I couldn’t help myself, so I found an excuse to walk past them into the back room. The lady stopped me and asked, “Excuse me, sir, what is that on the wall?”
“That’s a jackalope,” I said. “My grandpa shot it when he was a kid. There used to be more of them around here, but they’re nearly extinct now.”
I caught the twinkle in her husband’s eye. They stayed a while, had a couple of drinks, and we swapped stories.
You see, being at the bar is more than serving drinks and throwing a big party. It’s about the connections we make and the stories we share. That’s how real community gets built. It’s how you welcome new people into your home, make them feel at ease, and give them the chance to become part of your town.
I was born in a tiny little place between Waldport and Alsea, Oregon. My family bounced around all over the countryside. Yes, we have connections back to the Comstock days, but we’ve only been here since the early ’90s. I hear a lot of people complain about the new influx of Californians, but I say welcome them with open arms and help them become part of the community.
If you don’t want our home to change, then take the time to explain why this place is so special, how we came to be, and, if they like it the way it is, how they can help us keep it that way.
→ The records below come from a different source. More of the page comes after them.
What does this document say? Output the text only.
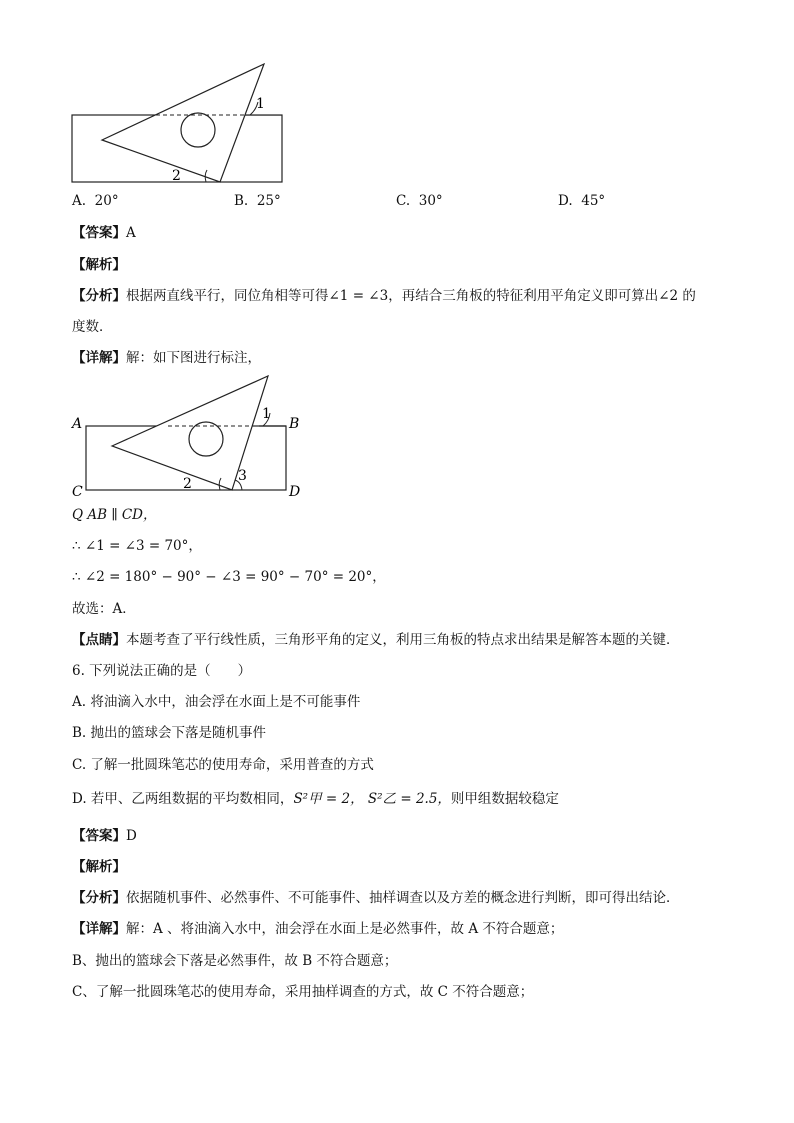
1
2
A. 20°	B. 25°	C. 30°	D. 45°
【答案】A
【解析】
【分析】根据两直线平行，同位角相等可得∠1 = ∠3，再结合三角板的特征利用平角定义即可算出∠2 的
度数．
【详解】解：如下图进行标注，
A	B
C	D
1
2	3
Q AB ∥ CD，
∴ ∠1 = ∠3 = 70°，
∴ ∠2 = 180° − 90° − ∠3 = 90° − 70° = 20°，
故选：A．
【点睛】本题考查了平行线性质，三角形平角的定义，利用三角板的特点求出结果是解答本题的关键．
6. 下列说法正确的是（　　）
A. 将油滴入水中，油会浮在水面上是不可能事件
B. 抛出的篮球会下落是随机事件
C. 了解一批圆珠笔芯的使用寿命，采用普查的方式
D. 若甲、乙两组数据的平均数相同，S²甲 = 2， S²乙 = 2.5，则甲组数据较稳定
【答案】D
【解析】
【分析】依据随机事件、必然事件、不可能事件、抽样调查以及方差的概念进行判断，即可得出结论．
【详解】解：A 、将油滴入水中，油会浮在水面上是必然事件，故 A 不符合题意；
B、抛出的篮球会下落是必然事件，故 B 不符合题意；
C、了解一批圆珠笔芯的使用寿命，采用抽样调查的方式，故 C 不符合题意；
If we’re not part of the solution, we’re part of the trouble.
Now, back to jackalopes.
Did you know where they really came from? The truth is this: in the 1930s, Douglas Herrick and his brother, hunters with taxidermy skills, popularized the American jackalope by grafting deer antlers onto a jackrabbit carcass and selling it to a local hotel in Douglas, Wyoming.
But I prefer my way.
Long, long, long ago there lived a species of small deer, not unlike their fanged cousins of the Himalayas, called the Nevada musk deer. They weren’t much bigger than a jackrabbit, but unlike their Himalayan cousins, the Nevada musk deer had both fangs and antlers.
Jackrabbits themselves can get quite large. In fact, there was once a species called Nuralagus rex, a “giant” rabbit that weighed an average of 26 lb. and lived on Menorca. We had our own version here, but instead of being fat and slow, ours was fast, super fast. All the energy its European cousin put into becoming big and round, this one put into its legs. I like to call it the Velocissimo Nuralagus rex.
Nevada, as you may know, wasn’t always as dry as it is now. There were large lakes, and ancient Lake Lahontan was practically an inland sea. But not all things last forever. As the inland sea dried up, the animals that depended on it, like the Nevada musk deer and the Velocissimo Nuralagus rex, began to die out. Food grew scarce, and their populations dwindled.
Nature, being what it is, always finds a way. As Dr. Ian Malcolm said"if there's one thing the history of evolution has taught us is that life will not be contained, life breaks free, it expands to new territories, and it crashes through barriers painfully, maybe even dangerously. But uh... life finds a way"
In the end, there was only one Nevada musk deer left and one Velocissimo Nuralagus rex. Some say what happened next was a last-ditch effort by nature to keep something of them alive. Others say it was sheer boredom, and maybe a little fermented fruit. Either way, the union of those two creatures created something new.
Something fast.
Something clever.
Something with antlers.
And a lot of them! Since, well you know..... rabbit.
So fast that only the keenest hunters might ever glimpse one from the corner of their eye. Even with our advanced technology, we still can’t track them. Their numbers are unfortunately decreasing.
All the jackalopes on earth, the story goes, are descended from those two ancestors. Because jackalopes have incredibly long, unnatural lifespans, humans have hunted them as a sort of fountain of youth. Legend says that if you kill one and eat its heart, you gain its ability never to die of natural causes. But they’ve been so over-hunted, and they can’t reproduce on their own, like mules, they’re stuck with an odd number of chromosomes, so their population has crashed.
If you ever happen to get lucky enough to see a jackalope in the wild, keep it to yourself. You never know who might be listening, who might want to hunt it.
And who knows… the one you saw might be the last one left.